J’ai ouvert une bouteille de vin, mais n’en ai bu qu’un verre. Je ne bois plus beaucoup ces temps-ci : je préfère garder le contrôle de mes pensées. Trop d’alcool les envoie voguer dans la mauvaise direction, comme des enfants en bas âge incontrôlables.
L’adolescence n’a rien d’une partie de plaisir et ma philosophie était de lâcher du lest aux pauvres bougres.
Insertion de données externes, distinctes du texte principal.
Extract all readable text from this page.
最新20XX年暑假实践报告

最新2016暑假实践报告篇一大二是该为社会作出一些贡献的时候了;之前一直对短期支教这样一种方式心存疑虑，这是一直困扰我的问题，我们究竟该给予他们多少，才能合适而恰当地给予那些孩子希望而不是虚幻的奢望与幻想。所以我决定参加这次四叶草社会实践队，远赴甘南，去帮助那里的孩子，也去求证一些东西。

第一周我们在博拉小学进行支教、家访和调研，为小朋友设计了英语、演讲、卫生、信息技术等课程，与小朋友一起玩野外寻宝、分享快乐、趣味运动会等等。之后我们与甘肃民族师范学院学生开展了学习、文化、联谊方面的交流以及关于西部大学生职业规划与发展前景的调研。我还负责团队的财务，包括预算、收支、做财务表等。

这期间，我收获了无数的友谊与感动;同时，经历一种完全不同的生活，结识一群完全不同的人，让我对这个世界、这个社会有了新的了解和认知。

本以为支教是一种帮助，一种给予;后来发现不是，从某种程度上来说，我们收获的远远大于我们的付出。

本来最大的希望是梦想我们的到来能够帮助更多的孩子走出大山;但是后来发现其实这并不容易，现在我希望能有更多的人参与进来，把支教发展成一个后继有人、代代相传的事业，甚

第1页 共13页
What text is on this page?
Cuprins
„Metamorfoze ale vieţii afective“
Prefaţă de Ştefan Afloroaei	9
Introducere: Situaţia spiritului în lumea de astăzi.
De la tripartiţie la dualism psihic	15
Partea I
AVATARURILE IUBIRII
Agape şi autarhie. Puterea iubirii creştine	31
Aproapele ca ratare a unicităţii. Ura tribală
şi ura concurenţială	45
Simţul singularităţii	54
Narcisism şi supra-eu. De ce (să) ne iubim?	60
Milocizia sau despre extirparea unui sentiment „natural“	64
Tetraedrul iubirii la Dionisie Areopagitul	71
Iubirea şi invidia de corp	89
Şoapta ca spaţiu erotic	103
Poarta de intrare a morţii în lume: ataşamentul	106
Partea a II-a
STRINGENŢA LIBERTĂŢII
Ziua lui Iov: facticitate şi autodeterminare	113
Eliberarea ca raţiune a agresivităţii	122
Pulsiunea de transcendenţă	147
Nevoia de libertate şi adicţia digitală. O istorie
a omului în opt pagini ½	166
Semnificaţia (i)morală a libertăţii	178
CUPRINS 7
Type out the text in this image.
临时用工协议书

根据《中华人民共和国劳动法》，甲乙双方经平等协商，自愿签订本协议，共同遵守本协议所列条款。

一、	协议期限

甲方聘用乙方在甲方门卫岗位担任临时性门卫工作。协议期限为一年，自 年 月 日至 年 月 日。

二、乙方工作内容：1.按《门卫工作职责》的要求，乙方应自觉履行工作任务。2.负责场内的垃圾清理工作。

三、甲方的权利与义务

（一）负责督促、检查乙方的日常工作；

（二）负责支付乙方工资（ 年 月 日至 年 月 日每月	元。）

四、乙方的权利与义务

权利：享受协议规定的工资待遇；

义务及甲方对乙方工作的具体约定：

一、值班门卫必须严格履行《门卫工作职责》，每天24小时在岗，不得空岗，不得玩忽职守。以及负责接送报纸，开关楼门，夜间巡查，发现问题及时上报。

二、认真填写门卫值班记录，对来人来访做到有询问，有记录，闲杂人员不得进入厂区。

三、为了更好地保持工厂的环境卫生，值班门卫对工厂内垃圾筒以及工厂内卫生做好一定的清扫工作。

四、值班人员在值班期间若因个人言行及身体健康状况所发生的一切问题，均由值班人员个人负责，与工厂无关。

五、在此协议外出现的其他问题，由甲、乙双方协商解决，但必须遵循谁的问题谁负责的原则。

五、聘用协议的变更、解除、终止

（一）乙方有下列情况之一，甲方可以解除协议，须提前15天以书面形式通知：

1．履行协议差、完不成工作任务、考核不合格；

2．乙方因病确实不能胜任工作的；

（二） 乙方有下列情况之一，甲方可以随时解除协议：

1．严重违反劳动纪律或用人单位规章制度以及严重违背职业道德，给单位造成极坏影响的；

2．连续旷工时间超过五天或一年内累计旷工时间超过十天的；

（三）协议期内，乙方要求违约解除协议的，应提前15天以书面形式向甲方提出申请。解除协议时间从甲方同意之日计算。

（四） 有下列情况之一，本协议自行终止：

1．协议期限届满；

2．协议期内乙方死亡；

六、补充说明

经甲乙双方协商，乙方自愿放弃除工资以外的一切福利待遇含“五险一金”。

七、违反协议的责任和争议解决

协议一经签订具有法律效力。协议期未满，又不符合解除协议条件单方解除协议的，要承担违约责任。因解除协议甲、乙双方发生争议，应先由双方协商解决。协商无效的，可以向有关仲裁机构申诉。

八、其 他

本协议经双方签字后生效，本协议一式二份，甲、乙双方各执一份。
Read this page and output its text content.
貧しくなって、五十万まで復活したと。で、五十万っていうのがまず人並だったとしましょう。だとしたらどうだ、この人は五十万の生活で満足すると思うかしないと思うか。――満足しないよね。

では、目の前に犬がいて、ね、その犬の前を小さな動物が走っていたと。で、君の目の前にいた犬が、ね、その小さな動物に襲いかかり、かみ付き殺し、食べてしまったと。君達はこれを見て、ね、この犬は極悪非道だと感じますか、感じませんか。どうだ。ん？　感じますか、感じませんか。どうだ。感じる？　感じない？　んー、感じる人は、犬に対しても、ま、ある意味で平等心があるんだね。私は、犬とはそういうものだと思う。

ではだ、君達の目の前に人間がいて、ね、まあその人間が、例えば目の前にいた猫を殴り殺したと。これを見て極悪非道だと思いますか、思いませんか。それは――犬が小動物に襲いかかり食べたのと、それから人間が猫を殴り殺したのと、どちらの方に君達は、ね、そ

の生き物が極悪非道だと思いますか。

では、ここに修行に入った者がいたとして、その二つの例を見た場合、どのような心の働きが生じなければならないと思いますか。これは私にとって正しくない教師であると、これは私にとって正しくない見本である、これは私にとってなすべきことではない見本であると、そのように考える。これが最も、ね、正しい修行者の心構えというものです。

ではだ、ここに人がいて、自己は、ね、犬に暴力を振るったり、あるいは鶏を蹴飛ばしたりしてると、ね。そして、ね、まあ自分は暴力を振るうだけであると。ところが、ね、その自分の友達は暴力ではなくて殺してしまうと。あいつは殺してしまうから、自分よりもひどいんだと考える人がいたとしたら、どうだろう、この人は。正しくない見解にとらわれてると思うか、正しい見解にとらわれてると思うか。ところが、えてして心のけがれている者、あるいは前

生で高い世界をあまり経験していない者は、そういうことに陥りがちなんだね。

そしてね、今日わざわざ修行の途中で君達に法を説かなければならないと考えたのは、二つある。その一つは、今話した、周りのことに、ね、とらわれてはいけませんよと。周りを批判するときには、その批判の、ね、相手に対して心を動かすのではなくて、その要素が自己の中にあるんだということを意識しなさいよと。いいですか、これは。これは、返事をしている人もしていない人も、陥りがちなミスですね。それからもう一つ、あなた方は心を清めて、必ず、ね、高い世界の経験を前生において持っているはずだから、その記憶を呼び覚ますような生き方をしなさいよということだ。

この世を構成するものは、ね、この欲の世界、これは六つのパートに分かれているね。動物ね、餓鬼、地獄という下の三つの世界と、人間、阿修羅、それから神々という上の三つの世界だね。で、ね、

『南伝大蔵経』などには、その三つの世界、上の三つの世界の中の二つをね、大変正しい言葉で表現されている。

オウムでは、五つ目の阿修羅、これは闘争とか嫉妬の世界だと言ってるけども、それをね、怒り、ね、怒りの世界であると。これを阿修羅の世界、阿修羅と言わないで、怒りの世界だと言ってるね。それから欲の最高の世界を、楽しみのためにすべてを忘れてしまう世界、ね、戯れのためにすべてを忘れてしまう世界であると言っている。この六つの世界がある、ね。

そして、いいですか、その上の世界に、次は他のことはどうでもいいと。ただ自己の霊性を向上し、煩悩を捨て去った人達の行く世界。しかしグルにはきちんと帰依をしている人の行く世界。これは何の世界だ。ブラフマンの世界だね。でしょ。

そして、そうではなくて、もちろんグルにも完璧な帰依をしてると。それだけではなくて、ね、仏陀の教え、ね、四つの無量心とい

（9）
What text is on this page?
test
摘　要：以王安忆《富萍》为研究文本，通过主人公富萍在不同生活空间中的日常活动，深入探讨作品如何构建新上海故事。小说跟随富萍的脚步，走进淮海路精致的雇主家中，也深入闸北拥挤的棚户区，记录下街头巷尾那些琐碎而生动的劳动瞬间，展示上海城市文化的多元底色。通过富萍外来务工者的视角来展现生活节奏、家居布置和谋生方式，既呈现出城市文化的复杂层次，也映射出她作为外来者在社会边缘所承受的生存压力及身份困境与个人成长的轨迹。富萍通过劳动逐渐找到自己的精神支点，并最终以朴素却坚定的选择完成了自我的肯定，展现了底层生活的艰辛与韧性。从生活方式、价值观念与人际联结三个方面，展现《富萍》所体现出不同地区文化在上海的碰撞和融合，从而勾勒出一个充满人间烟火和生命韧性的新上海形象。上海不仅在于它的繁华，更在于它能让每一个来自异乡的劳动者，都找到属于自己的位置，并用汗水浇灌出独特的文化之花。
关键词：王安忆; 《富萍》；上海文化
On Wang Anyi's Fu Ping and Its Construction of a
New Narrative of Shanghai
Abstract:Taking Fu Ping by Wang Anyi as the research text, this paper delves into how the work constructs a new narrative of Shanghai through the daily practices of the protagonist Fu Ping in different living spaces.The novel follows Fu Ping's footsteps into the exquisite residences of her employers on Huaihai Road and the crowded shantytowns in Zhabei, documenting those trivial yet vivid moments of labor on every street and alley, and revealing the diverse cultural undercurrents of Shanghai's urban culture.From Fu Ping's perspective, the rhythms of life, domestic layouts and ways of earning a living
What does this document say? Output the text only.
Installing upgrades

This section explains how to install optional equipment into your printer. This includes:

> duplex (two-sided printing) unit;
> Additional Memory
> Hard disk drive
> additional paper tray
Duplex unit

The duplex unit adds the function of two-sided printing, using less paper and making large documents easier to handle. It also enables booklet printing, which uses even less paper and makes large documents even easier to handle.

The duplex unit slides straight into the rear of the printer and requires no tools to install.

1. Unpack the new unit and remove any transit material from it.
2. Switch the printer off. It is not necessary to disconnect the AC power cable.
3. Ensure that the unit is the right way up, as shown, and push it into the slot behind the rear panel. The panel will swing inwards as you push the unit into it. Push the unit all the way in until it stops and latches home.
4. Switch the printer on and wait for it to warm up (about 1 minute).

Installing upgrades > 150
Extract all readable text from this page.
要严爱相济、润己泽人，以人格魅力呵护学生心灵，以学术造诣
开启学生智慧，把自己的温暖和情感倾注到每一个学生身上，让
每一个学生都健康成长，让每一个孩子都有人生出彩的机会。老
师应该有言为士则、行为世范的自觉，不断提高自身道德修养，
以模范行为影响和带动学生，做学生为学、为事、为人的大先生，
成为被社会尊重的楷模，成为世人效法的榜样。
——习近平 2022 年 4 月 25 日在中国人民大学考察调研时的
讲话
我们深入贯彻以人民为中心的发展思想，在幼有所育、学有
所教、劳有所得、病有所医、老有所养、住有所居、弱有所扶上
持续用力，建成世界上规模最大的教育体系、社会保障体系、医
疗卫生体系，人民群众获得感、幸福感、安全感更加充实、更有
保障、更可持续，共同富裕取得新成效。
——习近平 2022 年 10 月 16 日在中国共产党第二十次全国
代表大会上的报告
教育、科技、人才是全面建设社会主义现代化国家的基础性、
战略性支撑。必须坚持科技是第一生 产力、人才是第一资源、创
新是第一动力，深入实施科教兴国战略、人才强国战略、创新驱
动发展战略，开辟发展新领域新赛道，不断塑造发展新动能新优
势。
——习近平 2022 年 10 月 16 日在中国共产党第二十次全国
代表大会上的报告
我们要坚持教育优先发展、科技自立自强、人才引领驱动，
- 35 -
Je ne les ai jamais contraints à lire un livre s’ils ne voulaient pas. Un film, un feuilleton, une pièce – là aussi il y a une histoire à suivre, à interpréter, à apprécier.
Elle l’observe, posé à l’envers, encore ouvert, tel qu’elle l’a laissé : ce livre auquel elle s’est fiée. Les premiers chapitres l’ont amadouée et mise en confiance, ils lui ont procuré un sentiment de confort tout en lui laissant deviner le léger frisson à venir, le petit quelque chose qui l’incitait à poursuivre sa lecture, mais sans fournir aucun indice sur ce que le livre réservait. Il l’a appâtée, attirée dans ses pages, toujours plus loin, jusqu’à ce qu’elle se rende compte qu’elle était prise au piège. Alors les mots ont ricoché dans sa tête et claqué dans sa poitrine, les uns après les autres. Comme si toute une file de gens avait sauté devant un train et qu’elle, conductrice impuissante, était incapable d’éviter la collision fatale. Trop tard pour freiner. Impossible de faire machine arrière. Malgré elle, Catherine s’est retrouvée coincée dans les pages du livre.